DeepSeek's surprisingly inexpensive AI model challenges industry giants. Despite claims of a mere $6 million training cost for DeepSeek V3, a closer look reveals a far more substantial investment.
DeepSeek's self-introduction: "Hi, I was created so you can ask anything and get an answer that might even surprise you," highlights its ambition. This AI has significantly impacted the market, notably causing a major NVIDIA stock drop.
Image: ensigame.com
DeepSeek V3's innovative architecture is key to its performance:
- Multi-token Prediction (MTP): Predicts multiple words simultaneously, boosting accuracy and speed.
- Mixture of Experts (MoE): Employs 256 neural networks, activating eight for each token, accelerating training and improving performance.
- Multi-head Latent Attention (MLA): Repeatedly extracts key details, minimizing information loss and enhancing nuance understanding.
Image: ensigame.com
However, SemiAnalysis revealed DeepSeek's extensive infrastructure: approximately 50,000 Nvidia Hopper GPUs (including H800, H100, and H20 units) spread across multiple data centers. The total server investment is estimated at $1.6 billion, with operational costs reaching $944 million.

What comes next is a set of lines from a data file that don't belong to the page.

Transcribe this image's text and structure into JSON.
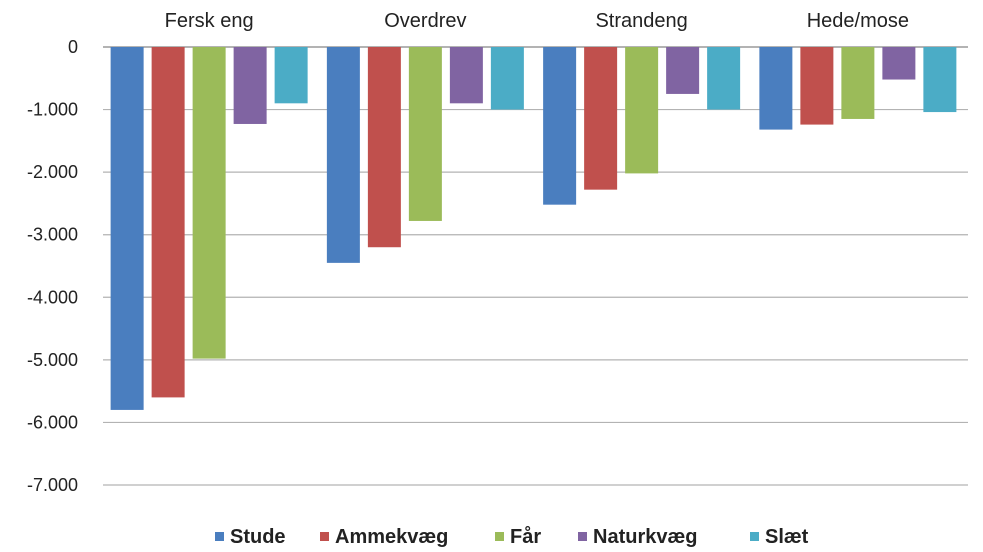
{
  "chart_data": {
    "type": "bar",
    "categories": [
      "Fersk eng",
      "Overdrev",
      "Strandeng",
      "Hede/mose"
    ],
    "series": [
      {
        "name": "Stude",
        "values": [
          -5800,
          -3450,
          -2520,
          -1320
        ]
      },
      {
        "name": "Ammekvæg",
        "values": [
          -5600,
          -3200,
          -2280,
          -1240
        ]
      },
      {
        "name": "Får",
        "values": [
          -4980,
          -2780,
          -2020,
          -1150
        ]
      },
      {
        "name": "Naturkvæg",
        "values": [
          -1230,
          -900,
          -750,
          -520
        ]
      },
      {
        "name": "Slæt",
        "values": [
          -900,
          -1000,
          -1000,
          -1040
        ]
      }
    ],
    "colors": [
      "#4a7ebf",
      "#c0504d",
      "#9bbb59",
      "#8064a2",
      "#4bacc6"
    ],
    "ylim": [
      -7000,
      0
    ],
    "yticks": [
      0,
      -1000,
      -2000,
      -3000,
      -4000,
      -5000,
      -6000,
      -7000
    ],
    "ytick_labels": [
      "0",
      "-1.000",
      "-2.000",
      "-3.000",
      "-4.000",
      "-5.000",
      "-6.000",
      "-7.000"
    ],
    "category_label_position": "top",
    "grid": true,
    "legend": "bottom"
  }
}
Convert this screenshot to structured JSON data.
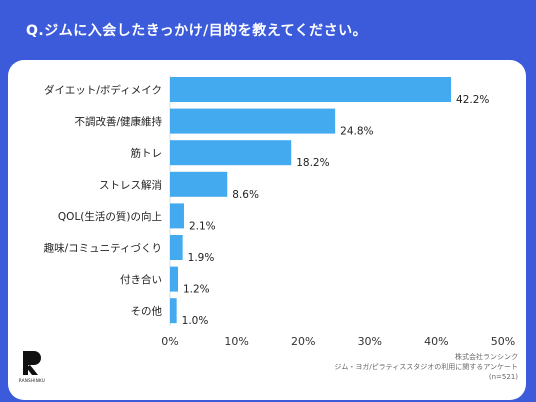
{
  "header": {
    "title": "Q.ジムに入会したきっかけ/目的を教えてください。"
  },
  "chart_data": {
    "type": "bar",
    "orientation": "horizontal",
    "categories": [
      "ダイエット/ボディメイク",
      "不調改善/健康維持",
      "筋トレ",
      "ストレス解消",
      "QOL(生活の質)の向上",
      "趣味/コミュニティづくり",
      "付き合い",
      "その他"
    ],
    "values": [
      42.2,
      24.8,
      18.2,
      8.6,
      2.1,
      1.9,
      1.2,
      1.0
    ],
    "value_labels": [
      "42.2%",
      "24.8%",
      "18.2%",
      "8.6%",
      "2.1%",
      "1.9%",
      "1.2%",
      "1.0%"
    ],
    "xlim": [
      0,
      50
    ],
    "ticks": [
      0,
      10,
      20,
      30,
      40,
      50
    ],
    "tick_labels": [
      "0%",
      "10%",
      "20%",
      "30%",
      "40%",
      "50%"
    ],
    "bar_color": "#44aaf0",
    "grid": false
  },
  "footer": {
    "logo_text": "RANSHINKU",
    "source_lines": [
      "株式会社ランシンク",
      "ジム・ヨガ/ピラティススタジオの利用に関するアンケート",
      "(n=521)"
    ]
  },
  "colors": {
    "background": "#3b5bdb",
    "card": "#ffffff",
    "bar": "#44aaf0"
  }
}
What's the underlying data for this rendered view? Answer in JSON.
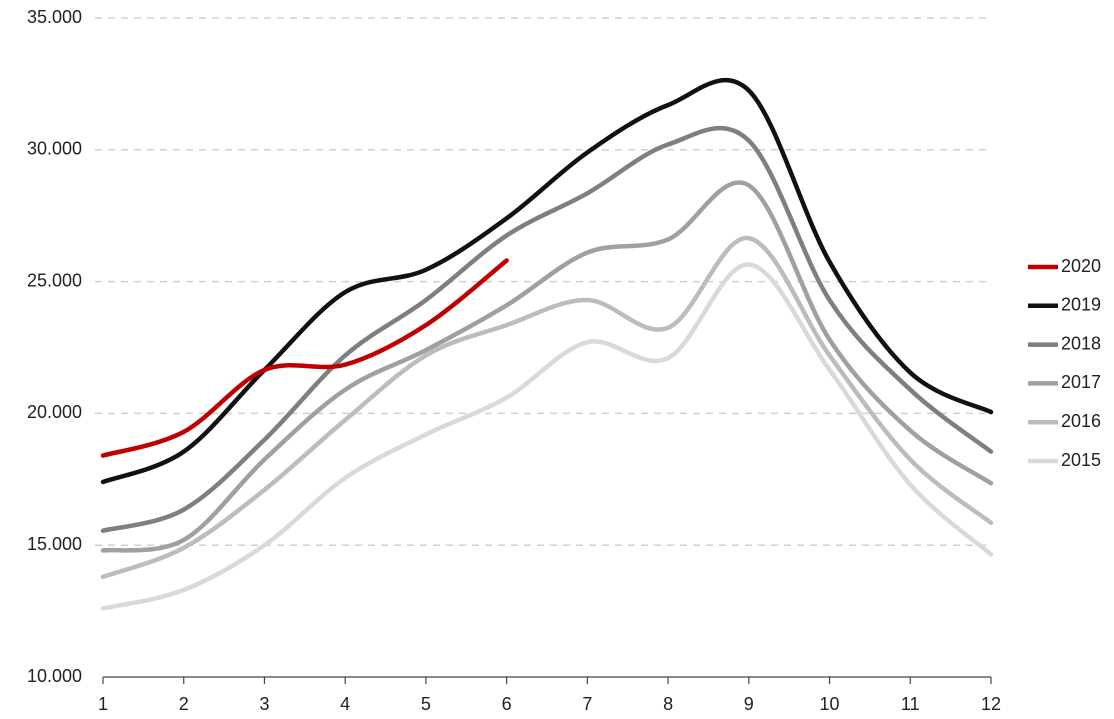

DeepSeek, a subsidiary of High-Flyer, owns its data centers, offering control and faster innovation implementation. Its self-funded status enhances agility. High salaries (over $1.3 million annually for some researchers) attract top Chinese talent.
Image: ensigame.com
The $6 million training cost claim is misleading, representing only pre-training GPU usage, excluding research, refinement, data processing, and infrastructure. DeepSeek's total AI investment surpasses $500 million. Its lean structure facilitates efficient innovation.
Image: ensigame.com
DeepSeek's success showcases the potential of a well-funded independent AI company. However, its "budget-friendly" narrative is exaggerated; billions in investment, technological advancements, and a strong team are crucial factors. Despite this, DeepSeek's costs still significantly undercut competitors (e.g., $5 million for R1 versus $100 million for ChatGPT4o).